Maudie was a tiny person, less than five feet tall, who functioned as kitchen maid, lady’s maid, house maid, and gardener to my great grandmother’s family on my mother’s side. She was an ageless, agile, bundle of energy who never complained at what must have been a dull and hard life, and for me, she was the bright spot on the obligatory visits to my Dickensian Great Granny, who could have given both Miss Havisham and Mme DeFarge a run for their money any day of the week.

But Maudie was different. Magic, even.  She loved children, and she lavished attention (and sometimes chocolate) on generations of us. Small, strong hands, skin like sandpaper, rubbed Vicks on our chests when we were ailing. Tidy, quick little feet walked us to Victoria Park to feed the swans. And one day, with infinite patience, and in spite of the repeated mistakes made by my fumbling five-year old fingers, Maudie taught me to knit.

Maudie spent a lifetime “in service,” (think, in a smaller way, Anna from “Downton Abbey,” or Rose from “Upstairs Downstairs”). My great grandmother was a hard taskmaster, and Maudie wasn’t allowed a “young man,” even in her youth. Her half-days off were spent in church. She wasn’t supposed to read the lurid tabloid newspapers that she loved, or to play the weekly game of “spot the ball” she always hoped she’d win a fortune on. When she went grocery shopping, she’d hide the newspaper under her coat when she returned home, so that Great Granny wouldn’t see as Maudie took it up to her room.

My grandparents on my father’s side also had a succession of maids.  (It wasn’t a stretch, in those days, for those in the middle class.  Neither of my ancestral families was particularly wealthy, but they were comfortably off and the men worked hard to maintain their family lifestyle.)  But Dad’s family treated its house servants differently.  The nanny and the maid had regular time to themselves, and were encouraged to “walk out” with a young man who’d taken their fancy.  And–should they get married, they were sent off with a present and good wishes, and remained lifelong family friends.
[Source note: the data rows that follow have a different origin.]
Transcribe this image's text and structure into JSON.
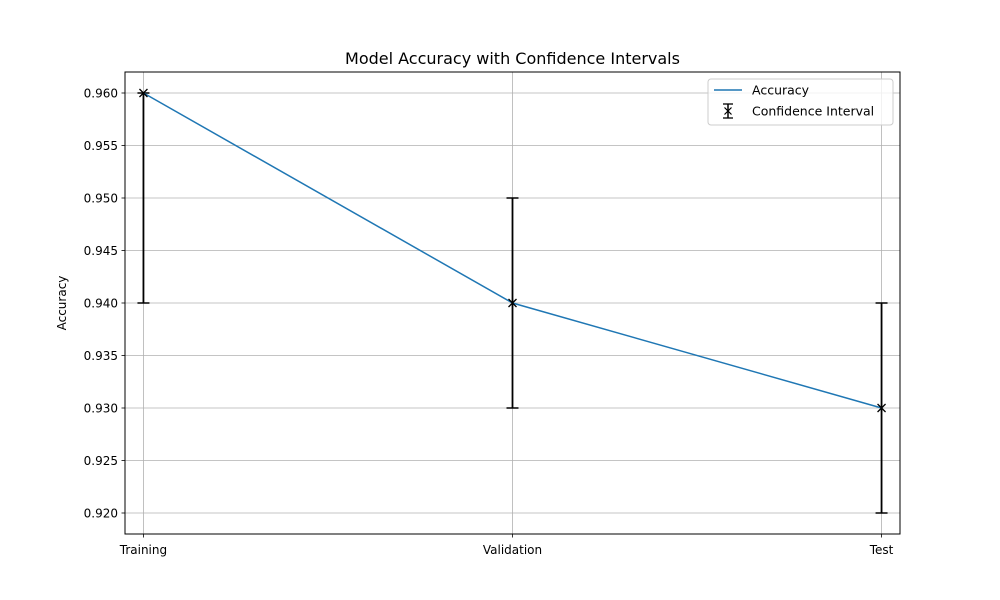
{
  "chart_data": {
    "type": "line",
    "title": "Model Accuracy with Confidence Intervals",
    "xlabel": "",
    "ylabel": "Accuracy",
    "categories": [
      "Training",
      "Validation",
      "Test"
    ],
    "series": [
      {
        "name": "Accuracy",
        "values": [
          0.96,
          0.94,
          0.93
        ],
        "color": "#1f77b4"
      }
    ],
    "error_bars": {
      "name": "Confidence Interval",
      "lower": [
        0.94,
        0.93,
        0.92
      ],
      "upper": [
        0.96,
        0.95,
        0.94
      ],
      "color": "#000000"
    },
    "yticks": [
      "0.920",
      "0.925",
      "0.930",
      "0.935",
      "0.940",
      "0.945",
      "0.950",
      "0.955",
      "0.960"
    ],
    "ylim": [
      0.918,
      0.962
    ],
    "grid": true,
    "legend_position": "top-right"
  }
}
Quite often, Dad and one or another of his siblings would be sent off in the summer to spend a week or so with a former servant and his or her family, and some of those episodes formed Dad’s fondest memories of the childhood memories he passed on to his children.

While I met a few of Dad’s old family retainers very late in their lives and long after they’d retired, I remember Maudie, her life in service, and the fact that she was never out of her maid’s uniform, very clearly.  I hope only that somewhere, somehow, she’s in a heaven full of children, leading them all in raucous and politically incorrect song and rhyme.  And that she’s finally won the football pools!